Мару хочет что-то сказать, но мать кладет ей на руку ладонь и продолжает говорить:
— Ты пойми: они ведь в хорошей школе учатся, в одной из лучших. Она государственная, конечно, ведь частные просто безумных денег стоят. Так вот, дети должны соответствовать уровню своей школы. Если не будут успевать, придется платить за обучение, а мы себе этого позволить не можем.
Слова сестры — как опавшие листья, наметенные в какой-то угол и тихо гниющие там.
— Мариса, я все понимаю. В следующий раз, когда поеду к отцу, я передам ему привет от всех. Идет?
Он встает из-за стола, улыбается племянникам, но не удосуживается сказать им что-нибудь на прощание.
Мару смотрит на него, и в ее взгляде читается вызов. Даже не прожевав очередной кусок особой почки, она почти кричит с набитым ртом:
— Мама, я хочу съездить к дедушке!
Эстебан-младший весело смотрит на нее и подхватывает:
— Мама, давай съездим! Ну давай!
Сестра удивленно глядит на детей. Она явно в замешательстве. Видно, что она не сознает всей жестокости этой просьбы, не слышит едва сдерживаемого издевательского смеха.
— Ну да, хорошо. Как-нибудь. Конечно, съездим.
Он знает, что не увидит их еще долго, а кроме
того, он знает, что если отрубить каждому из них сейчас по руке и отрезать по кусочку на деревянном столе, то на вкус их мясо окажется именно таким, как он в шутку предположил. Он смотрит им прямо в глаза. Сначала Мару, затем — Эстебану-младшему. Смотрит так, словно пробует обоих на вкус. Двойняшкам становится не по себе, и они отводят взгляд.

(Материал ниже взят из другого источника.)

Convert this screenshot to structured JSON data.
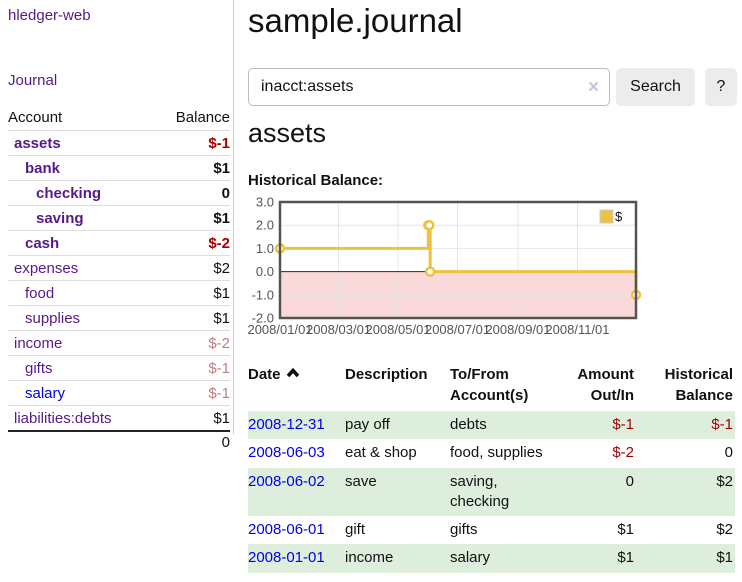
{
  "sidebar": {
    "brand": "hledger-web",
    "nav": {
      "journal": "Journal"
    },
    "accounts_table": {
      "headers": {
        "account": "Account",
        "balance": "Balance"
      },
      "rows": [
        {
          "name": "assets",
          "indent": 1,
          "bold": true,
          "balance": "$-1",
          "balance_tone": "negative-strong",
          "link_tone": "visited"
        },
        {
          "name": "bank",
          "indent": 2,
          "bold": true,
          "balance": "$1",
          "balance_tone": "normal",
          "link_tone": "visited"
        },
        {
          "name": "checking",
          "indent": 3,
          "bold": true,
          "balance": "0",
          "balance_tone": "normal",
          "link_tone": "visited"
        },
        {
          "name": "saving",
          "indent": 3,
          "bold": true,
          "balance": "$1",
          "balance_tone": "normal",
          "link_tone": "visited"
        },
        {
          "name": "cash",
          "indent": 2,
          "bold": true,
          "balance": "$-2",
          "balance_tone": "negative-strong",
          "link_tone": "visited"
        },
        {
          "name": "expenses",
          "indent": 1,
          "bold": false,
          "balance": "$2",
          "balance_tone": "normal",
          "link_tone": "visited"
        },
        {
          "name": "food",
          "indent": 2,
          "bold": false,
          "balance": "$1",
          "balance_tone": "normal",
          "link_tone": "visited"
        },
        {
          "name": "supplies",
          "indent": 2,
          "bold": false,
          "balance": "$1",
          "balance_tone": "normal",
          "link_tone": "visited"
        },
        {
          "name": "income",
          "indent": 1,
          "bold": false,
          "balance": "$-2",
          "balance_tone": "negative-soft",
          "link_tone": "visited"
        },
        {
          "name": "gifts",
          "indent": 2,
          "bold": false,
          "balance": "$-1",
          "balance_tone": "negative-soft",
          "link_tone": "visited"
        },
        {
          "name": "salary",
          "indent": 2,
          "bold": false,
          "balance": "$-1",
          "balance_tone": "negative-soft",
          "link_tone": "unvisited"
        },
        {
          "name": "liabilities:debts",
          "indent": 1,
          "bold": false,
          "balance": "$1",
          "balance_tone": "normal",
          "link_tone": "visited"
        }
      ],
      "total": "0"
    }
  },
  "main": {
    "title": "sample.journal",
    "search": {
      "value": "inacct:assets",
      "clear_icon": "×",
      "button": "Search",
      "help_button": "?"
    },
    "account_heading": "assets",
    "chart_label": "Historical Balance:"
  },
  "chart_data": {
    "type": "line",
    "step": true,
    "title": "Historical Balance",
    "series": [
      {
        "name": "$",
        "color": "#edc240",
        "points": [
          [
            "2008-01-01",
            1
          ],
          [
            "2008-06-01",
            2
          ],
          [
            "2008-06-02",
            2
          ],
          [
            "2008-06-03",
            0
          ],
          [
            "2008-12-31",
            -1
          ]
        ]
      }
    ],
    "x_range": [
      "2008-01-01",
      "2008-12-31"
    ],
    "ylim": [
      -2,
      3
    ],
    "y_ticks": [
      "3.0",
      "2.0",
      "1.0",
      "0.0",
      "-1.0",
      "-2.0"
    ],
    "x_ticks": [
      "2008/01/01",
      "2008/03/01",
      "2008/05/01",
      "2008/07/01",
      "2008/09/01",
      "2008/11/01"
    ],
    "legend": {
      "label": "$",
      "position": "top-right"
    },
    "grid": true,
    "negative_region_color": "#f9d9d9",
    "zero_line_color": "#8b0000"
  },
  "register": {
    "headers": {
      "date": "Date",
      "sort": "ascending",
      "sort_icon": "chevron-up-icon",
      "description": "Description",
      "accounts": "To/From Account(s)",
      "amount": "Amount Out/In",
      "balance": "Historical Balance"
    },
    "rows": [
      {
        "date": "2008-12-31",
        "description": "pay off",
        "accounts": "debts",
        "amount": "$-1",
        "amount_tone": "negative",
        "balance": "$-1",
        "balance_tone": "negative"
      },
      {
        "date": "2008-06-03",
        "description": "eat & shop",
        "accounts": "food, supplies",
        "amount": "$-2",
        "amount_tone": "negative",
        "balance": "0",
        "balance_tone": "normal"
      },
      {
        "date": "2008-06-02",
        "description": "save",
        "accounts": "saving, checking",
        "amount": "0",
        "amount_tone": "normal",
        "balance": "$2",
        "balance_tone": "normal"
      },
      {
        "date": "2008-06-01",
        "description": "gift",
        "accounts": "gifts",
        "amount": "$1",
        "amount_tone": "normal",
        "balance": "$2",
        "balance_tone": "normal"
      },
      {
        "date": "2008-01-01",
        "description": "income",
        "accounts": "salary",
        "amount": "$1",
        "amount_tone": "normal",
        "balance": "$1",
        "balance_tone": "normal"
      }
    ]
  }
}
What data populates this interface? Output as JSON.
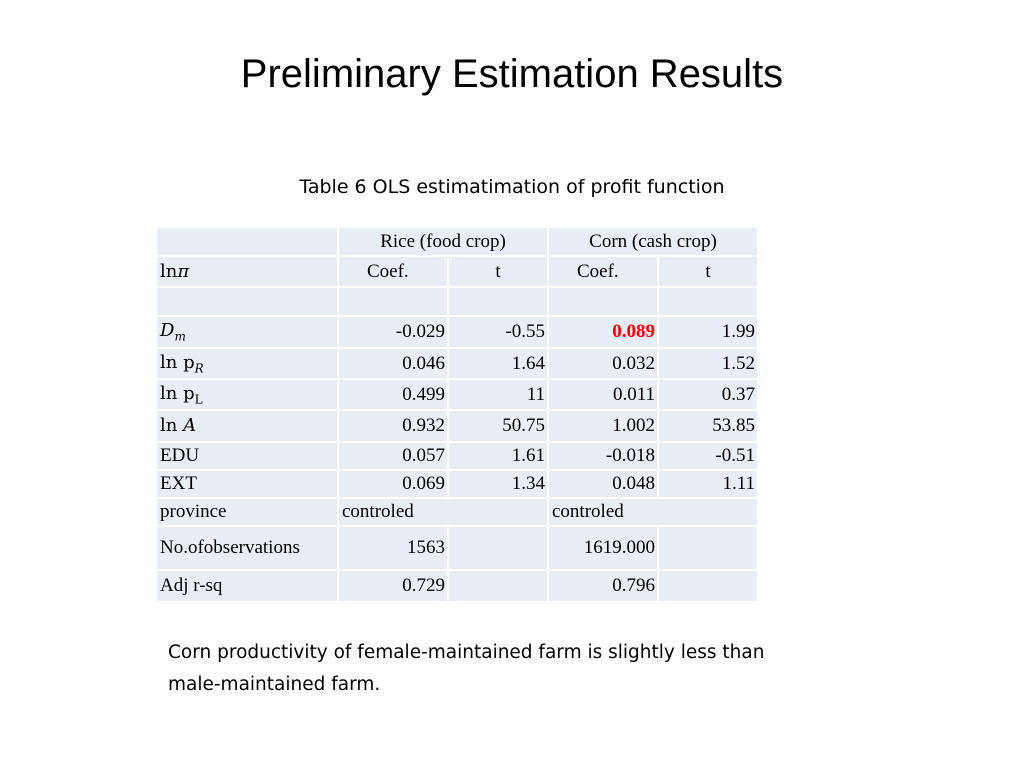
{
  "slide": {
    "title": "Preliminary Estimation Results"
  },
  "table": {
    "caption": "Table 6 OLS estimatimation of profit function",
    "group_headers": [
      "Rice (food crop)",
      "Corn (cash crop)"
    ],
    "dep_var": {
      "prefix": "ln",
      "symbol": "π"
    },
    "subheaders": [
      "Coef.",
      "t",
      "Coef.",
      "t"
    ],
    "rows": [
      {
        "label_base": "D",
        "label_sub": "m",
        "values": [
          "-0.029",
          "-0.55",
          "0.089",
          "1.99"
        ]
      },
      {
        "label_base": "ln p",
        "label_sub": "R",
        "values": [
          "0.046",
          "1.64",
          "0.032",
          "1.52"
        ]
      },
      {
        "label_base": "ln p",
        "label_sub": "L",
        "values": [
          "0.499",
          "11",
          "0.011",
          "0.37"
        ]
      },
      {
        "label_base": "ln ",
        "label_sub": "A",
        "values": [
          "0.932",
          "50.75",
          "1.002",
          "53.85"
        ]
      },
      {
        "label": "EDU",
        "values": [
          "0.057",
          "1.61",
          "-0.018",
          "-0.51"
        ]
      },
      {
        "label": "EXT",
        "values": [
          "0.069",
          "1.34",
          "0.048",
          "1.11"
        ]
      }
    ],
    "province": {
      "label": "province",
      "rice": "controled",
      "corn": "controled"
    },
    "observations": {
      "label": "No.ofobservations",
      "rice": "1563",
      "corn": "1619.000"
    },
    "adj_rsq": {
      "label": "Adj r-sq",
      "rice": "0.729",
      "corn": "0.796"
    },
    "highlight_color": "#ff0000"
  },
  "note": "Corn productivity of female-maintained farm is slightly less than male-maintained farm."
}
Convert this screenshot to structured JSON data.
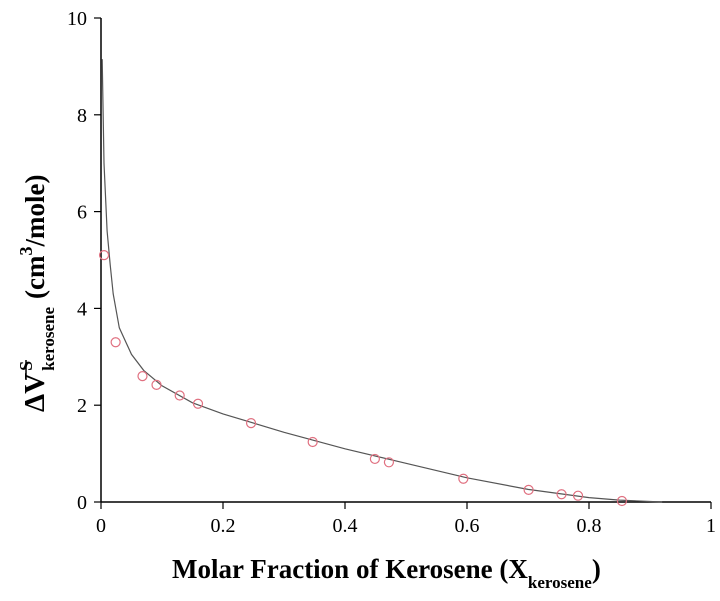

Он идет к входной двери. Сестра распахивает ее и мимоходом целует его в щеку.
— Маркитос, как хорошо, что ты заехал. Очень рада была тебя видеть. Слушай, сделай одолжение: возьми зонтик. Ну пожалуйста!
Он раскрывает зонтик и молча выходит на улицу. Не доходя до машины, он видит мусорный контейнер и швыряет в него зонтик. Раскрытый. Сестра провожает его взглядом с порога. Она опускает голову и медленно закрывает дверь.